I was thinking about prayer last night. Maybe many of you are like me and you get a lot of your praying in at night. I started pondering that the reason God asks us to pray is that it does make some sort of difference. I do not believe God would ask us to participate in an exercise of futility. God wants us to pray. I don’t think it’s always to change the external world directly. It could more change the internal world that will in turn change the external world.
My mind immediately cries out then that it would be great to know the best way to pray. I immediately think then that we have been told how to pray. I do not believe the Lord’s prayer is a prayer that we repeat vainly. (Interesting isn’t it that we are told to avoid vain repetition, yet we vainly repeat the Lord’s Prayer often.) Thus, I want to spend the next few blogs looking at the Lord’s Prayer.
It begins with “Our Father.” (Interestingly, the only part of the Lord’s Prayer that the Jesus Seminar put in red in their five gospels work.) What does it mean to how we pray when we are told that we are to begin with “Our Father?”
The first thing to notice is that this is an address to someone outside of ourselves. Meditation is spoken of in Scripture, but it is not in the sense that the Easterners would consider it. In pantheistic systems, meditation is more for looking inward. For the Christian, meditation and prayer are focused on that which is outside ourselves, which would be God.
I also notice that this is done in a community context. This is not saying “My Father.” This is saying “Our Father.” Unfortunately, we don’t tend to do well with group prayer. The only time I see a real group prayer usually is with my Bible Study group where we’re all close-knit. In other cases, we’re too rushed and we just give a general prayer. (How many times do you think you could just quote the prayer that will be said at Thanksgiving?)
If we are to pray biblically, then we need to be open with each other.

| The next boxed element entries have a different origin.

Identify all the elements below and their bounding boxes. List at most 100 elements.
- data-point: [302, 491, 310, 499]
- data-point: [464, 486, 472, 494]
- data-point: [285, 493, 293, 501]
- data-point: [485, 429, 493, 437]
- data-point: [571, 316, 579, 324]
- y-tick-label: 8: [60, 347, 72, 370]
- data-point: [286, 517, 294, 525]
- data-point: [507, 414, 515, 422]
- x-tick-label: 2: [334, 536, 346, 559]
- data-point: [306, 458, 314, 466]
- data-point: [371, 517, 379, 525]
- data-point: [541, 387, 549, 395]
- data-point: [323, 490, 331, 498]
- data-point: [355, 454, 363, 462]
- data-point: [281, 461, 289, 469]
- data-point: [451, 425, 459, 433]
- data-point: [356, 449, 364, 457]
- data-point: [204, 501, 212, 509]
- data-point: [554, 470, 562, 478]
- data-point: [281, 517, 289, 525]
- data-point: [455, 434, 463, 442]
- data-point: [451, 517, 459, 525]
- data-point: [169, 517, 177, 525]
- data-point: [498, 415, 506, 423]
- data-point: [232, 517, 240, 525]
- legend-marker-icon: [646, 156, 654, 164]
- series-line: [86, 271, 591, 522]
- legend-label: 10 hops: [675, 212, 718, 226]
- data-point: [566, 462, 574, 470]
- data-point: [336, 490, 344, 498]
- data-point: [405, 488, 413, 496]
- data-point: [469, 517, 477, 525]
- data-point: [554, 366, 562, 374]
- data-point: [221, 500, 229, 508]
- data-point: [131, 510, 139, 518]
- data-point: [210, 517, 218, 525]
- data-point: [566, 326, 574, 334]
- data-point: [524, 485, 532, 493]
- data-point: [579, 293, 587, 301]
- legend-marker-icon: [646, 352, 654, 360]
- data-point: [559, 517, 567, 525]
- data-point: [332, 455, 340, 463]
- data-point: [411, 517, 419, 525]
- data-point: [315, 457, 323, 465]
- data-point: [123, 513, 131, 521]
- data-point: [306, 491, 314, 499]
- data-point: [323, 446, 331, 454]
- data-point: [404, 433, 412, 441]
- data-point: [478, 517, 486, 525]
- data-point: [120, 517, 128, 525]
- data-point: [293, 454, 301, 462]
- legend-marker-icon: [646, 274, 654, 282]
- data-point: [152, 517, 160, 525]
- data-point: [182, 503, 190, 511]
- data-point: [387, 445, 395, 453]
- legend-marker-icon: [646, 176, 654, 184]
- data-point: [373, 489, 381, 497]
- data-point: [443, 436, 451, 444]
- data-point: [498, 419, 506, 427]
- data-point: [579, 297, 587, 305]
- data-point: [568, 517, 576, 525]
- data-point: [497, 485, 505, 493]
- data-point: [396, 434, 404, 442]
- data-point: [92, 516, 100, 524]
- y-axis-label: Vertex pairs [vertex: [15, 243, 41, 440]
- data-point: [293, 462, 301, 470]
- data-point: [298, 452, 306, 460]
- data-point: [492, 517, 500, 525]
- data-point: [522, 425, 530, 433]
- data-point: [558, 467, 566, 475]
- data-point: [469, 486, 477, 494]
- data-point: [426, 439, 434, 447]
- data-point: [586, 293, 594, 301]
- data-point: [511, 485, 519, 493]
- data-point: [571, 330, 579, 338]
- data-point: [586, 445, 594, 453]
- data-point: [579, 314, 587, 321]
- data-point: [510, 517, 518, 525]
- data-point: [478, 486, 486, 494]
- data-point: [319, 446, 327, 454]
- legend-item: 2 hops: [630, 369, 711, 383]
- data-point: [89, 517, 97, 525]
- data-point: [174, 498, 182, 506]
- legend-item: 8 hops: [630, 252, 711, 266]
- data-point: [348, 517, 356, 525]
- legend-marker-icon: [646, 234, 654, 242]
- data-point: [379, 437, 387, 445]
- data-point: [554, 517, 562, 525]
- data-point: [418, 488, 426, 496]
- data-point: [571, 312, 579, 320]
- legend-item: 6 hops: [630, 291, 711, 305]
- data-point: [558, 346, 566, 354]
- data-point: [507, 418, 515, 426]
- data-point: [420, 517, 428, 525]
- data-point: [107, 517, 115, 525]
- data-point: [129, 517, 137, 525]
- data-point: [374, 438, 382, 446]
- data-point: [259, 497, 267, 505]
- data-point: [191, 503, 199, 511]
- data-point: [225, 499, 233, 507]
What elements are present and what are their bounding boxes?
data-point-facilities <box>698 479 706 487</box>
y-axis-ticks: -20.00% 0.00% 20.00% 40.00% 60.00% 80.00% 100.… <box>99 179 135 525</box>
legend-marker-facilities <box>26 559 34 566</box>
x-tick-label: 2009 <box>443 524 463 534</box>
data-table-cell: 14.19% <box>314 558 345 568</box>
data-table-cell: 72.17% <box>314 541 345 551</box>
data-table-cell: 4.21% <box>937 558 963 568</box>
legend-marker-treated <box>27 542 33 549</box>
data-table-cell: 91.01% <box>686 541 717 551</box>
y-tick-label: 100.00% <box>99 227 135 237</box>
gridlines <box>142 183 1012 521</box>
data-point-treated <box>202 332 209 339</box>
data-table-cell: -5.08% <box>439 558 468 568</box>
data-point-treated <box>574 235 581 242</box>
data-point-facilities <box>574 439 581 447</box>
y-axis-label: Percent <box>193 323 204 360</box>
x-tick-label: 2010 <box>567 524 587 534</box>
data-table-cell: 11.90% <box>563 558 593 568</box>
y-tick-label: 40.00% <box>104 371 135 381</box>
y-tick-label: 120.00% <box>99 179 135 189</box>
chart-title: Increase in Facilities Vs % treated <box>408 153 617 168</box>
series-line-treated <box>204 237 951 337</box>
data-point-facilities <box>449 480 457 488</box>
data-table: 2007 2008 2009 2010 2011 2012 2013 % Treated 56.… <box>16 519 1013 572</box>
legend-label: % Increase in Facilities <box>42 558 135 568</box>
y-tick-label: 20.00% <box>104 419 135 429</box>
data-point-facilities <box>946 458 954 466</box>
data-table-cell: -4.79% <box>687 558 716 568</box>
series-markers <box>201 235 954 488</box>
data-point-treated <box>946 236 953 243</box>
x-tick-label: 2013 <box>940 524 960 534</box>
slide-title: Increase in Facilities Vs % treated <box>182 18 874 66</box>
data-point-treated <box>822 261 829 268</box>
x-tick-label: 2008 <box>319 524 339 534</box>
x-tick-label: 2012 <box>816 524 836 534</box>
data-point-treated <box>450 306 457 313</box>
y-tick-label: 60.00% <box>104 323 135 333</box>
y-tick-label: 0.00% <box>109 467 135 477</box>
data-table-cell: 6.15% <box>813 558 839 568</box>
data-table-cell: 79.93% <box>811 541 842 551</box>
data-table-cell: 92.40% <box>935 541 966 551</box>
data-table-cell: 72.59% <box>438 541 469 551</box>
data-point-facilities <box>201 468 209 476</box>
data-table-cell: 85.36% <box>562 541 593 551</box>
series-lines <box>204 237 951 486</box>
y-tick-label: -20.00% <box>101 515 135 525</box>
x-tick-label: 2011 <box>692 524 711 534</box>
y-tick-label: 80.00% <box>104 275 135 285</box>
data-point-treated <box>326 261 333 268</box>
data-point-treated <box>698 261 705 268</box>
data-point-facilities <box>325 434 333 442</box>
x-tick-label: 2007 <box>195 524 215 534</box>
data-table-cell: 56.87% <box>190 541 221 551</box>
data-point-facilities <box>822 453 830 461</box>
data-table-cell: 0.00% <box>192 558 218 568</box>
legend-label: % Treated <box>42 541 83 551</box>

Of course, this is hard for us to do today. What if somebody thinks less of me? How do I know I’m not the only one going through this? Won’t I be embarrassed? Does anybody really care about what I’m going through?
Considering that last one, if no one really cared, first off, you wouldn’t care. Secondly, why should you pray because that assumes that God cares. Thus, you already have two that do care. Why are you to automatically assume no one else cares? Finally though, if God does care about something, it seems that everyone else who thinks something doesn’t care is wrong.
Thus, we need to be with our community. When we are with our community, we also need to be praying. Could this be one reason why churches don’t grow though? There really is no connection? You can walk into a room with your “church family” and feel like no one knows what’s going on.
Who are we to pray to? Our Father. This is a truly amazing claim. Jesus is the one who told us to address God as Father and he used regularly the term “abba” which would be “Daddy.” This was reserved for intimate conversation. Indeed, prayer is intimate conversation.
We are told the Father loves us. We are told the Father cares for us. However, one thing we need to remember is that the Father wishes for us to be like him as well. We are not naturally his. We are his by adoption. He did not have to save any of us. He chose to save some of us though. That can be believed whether one is a Calvinist or Arminian. None would be saved unless God wanted to offer salvation.
Maybe we need that image in mind when we pray. God is the Father and not the grandfather. A grandparent might often spoil their kids, but a Father doesn’t. The Father loves us, but he also disciplines us. He’s love, but he’s also holiness. We don’t have command over the Father. The Father has command over us.
Thus, we have two words in a prayer. So much more could be said. I believe a whole volume could be written on these words. I hope I’ve said enough tonight to get you thinking though.